Uma coisa é que o que está escrito na Constituição, outra é o que realmente acontece na vida real. Mesmo que um país permita que seus indivíduos mais pobres passem a votar, a elite ainda pode recorrer à compra de votos, à violência ou mesmo a regras eleitorais que façam com que o voto dos mais pobres valha menos.
Um exemplo desse modelo foi testado empiricamente por Thomas Fujiwara que estudou a introdução do voto eletrônico no Brasil em 1996. O economista brasileiro mostrou que, apesar de indivíduos analfabetos terem o direito de votar desde 1985, grande parte dos seus votos eram anulados. A introdução do voto eletrônico mudou essa situação, garantiu mais representatividade “de facto” e mudou as políticas implementadas pelos políticos eleitos.
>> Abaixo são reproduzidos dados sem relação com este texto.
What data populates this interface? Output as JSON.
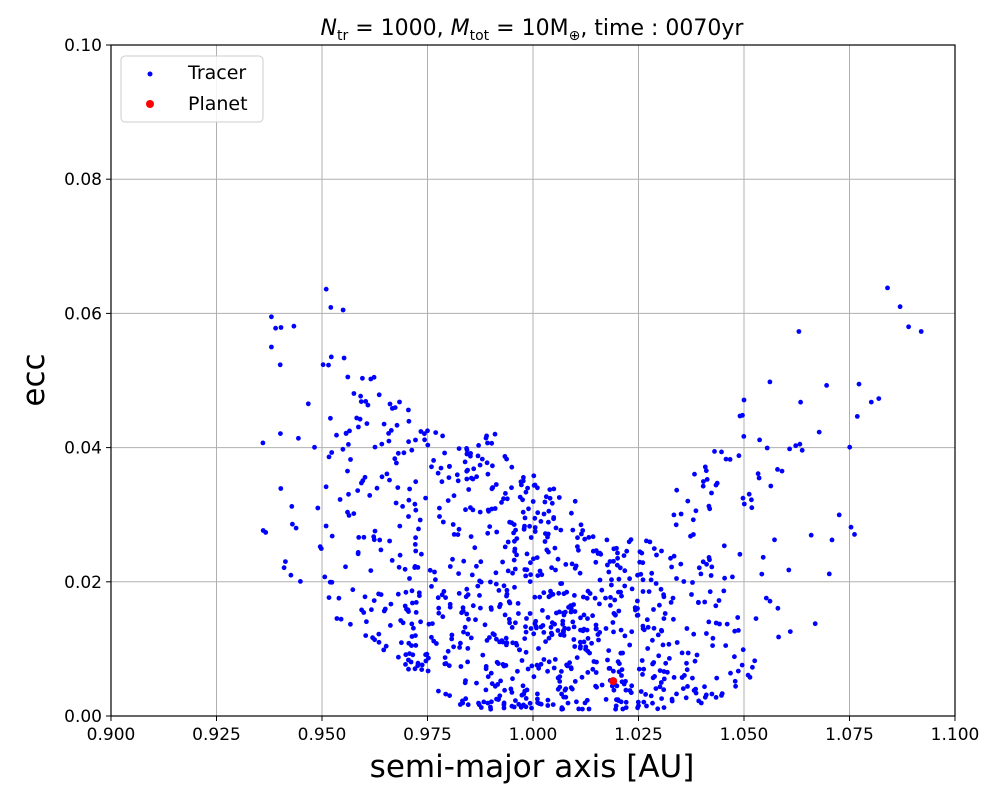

Os modelos de Acemoglu e Robinson nos ajudam a entender uma variedade de fatores que facilitam ou dificultam a consolidação democrática, como o nível de organização da sociedade civil, a desigualdade entre ricos e pobres e o impacto de crises econômicas. Ao incorporar a dinâmica política nas análises, seus estudos não apenas explicam por que algumas nações fracassam, mas oferecem dicas valiosas sobre como promover o crescimento econômico sustentável e inclusivo.
Em um momento em que a democracia enfrenta desafios globais, focar as instituições políticas é uma contribuição essencial e oportuna.